Più di un’azienda su tre prevede una drastica riduzione del personale nel caso di una nuova violenta ondata di Coronavirus. Il dato in Campania è in linea con il dato nazionale raccolto da un’indagine dell’Unione europea delle cooperative (Uecoop). Il 35 per cento dell’economia e del lavoro del nostro territorio è a rischio. E se sul piano scientifico è già partita la corsa a fermare la pandemia e scongiurare una diffusa ripresa del Covid, le statistiche rendono quanto mai urgente e necessaria anche una parallela azione di interventi mirati, a livello politico e quindi amministrativo e giudiziario. Assistiamo in questi giorni all’alternarsi di bollettini sulla diffusione del virus che riportano gli aggiornamenti sull’andamento dei contagi a seconda dei territori e leggiamo analisi sulla curva del virus anche in relazione agli spostamenti dei vacanzieri. Ma come si traduce tutto questo in termini di realtà economiche?

«La situazione va contenuta in tutti modi», avvertono gli esperti. «Gli effetti di ulteriori nuove ondate di contagi avrebbero effetti drammatici anche dal punto di vista sociale con il 9% delle imprese che – come emerso dall’indagine di Uecoop – è pronta a valutare anche la chiusura dell’attività, mentre più di una cooperativa su 50 (precisamente il 56 per cento) pensa invece che riuscirebbe nonostante tutto a mantenere la propria forza lavoro». «Abbiamo davanti – spiega Uecoop – uno scenario di incertezza in grado di cambiare da una settimana all’altra con grosse incognite sul futuro. Già adesso il 28% delle cooperative interpellate denuncia crolli di fatturato mentre una fetta altrettanto importante di realtà attive nel sociale e nella produzione lavoro ha problemi di liquidità».

In Campania si prova a fronteggiare gli effetti della crisi evitando la tradizionale chiusura feriale: secondo dati di Confesercenti, il 52 per cento delle aziende campane resterà aperto anche a Ferragosto. Si tratta soprattutto di piccole aziende, di attività che operano nei settori della ristorazione e dell’abbigliamento. È un tentativo estremo, ma che rischia di essere vanificato se sul piano legislativo non si mette in campo al più presto una progettualità valida per affrontare gli scenari futuri. Scenari le cui prospettive non sono incoraggianti, in Campania come in tutta Italia. Tornando allo studio condotto dall’Unione europea delle cooperative ci sono alcuni aspetti che appaiono allarmanti. «È necessario – sottolinea l’Unione europea delle cooperative – attivare al più presto il piano di rilancio con tutte le risorse disponibili incrementando i fondi statali per assicurare la liquidità a Comuni, Province e Regioni e abbreviando ancora di più i tempi di pagamento della Pubblica amministrazione».

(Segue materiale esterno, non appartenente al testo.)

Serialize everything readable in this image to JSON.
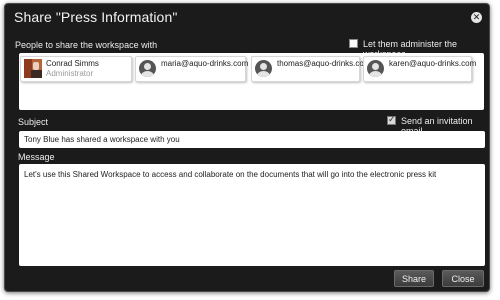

L’obiettivo è il recupero della competitività delle imprese: «Per centrarlo e garantire una vera ripartenza del Paese è strategico – si sottolinea nell’indagine – occorre anche alleggerire il carico burocratico che rallenta l’attività e quindi la reattività del sistema produttivo». L’analisi mette in evidenza, inoltre, come non si possa prescindere «da trasparenza, correttezza, rispetto delle regole e delle procedure» e riporta un altro dato: «Il 44% delle imprese cooperative indica la burocrazia come uno degli elementi di freno alla propria attività». È come un cane che si morde la coda: si producono norme su norme per disciplinare e sanzionare qualunque azione, qualunque procedura, qualunque caso, ma si finisce, nella pratica, per regolare poco e male ogni cosa, per appesantire, ritardare, ostacolare.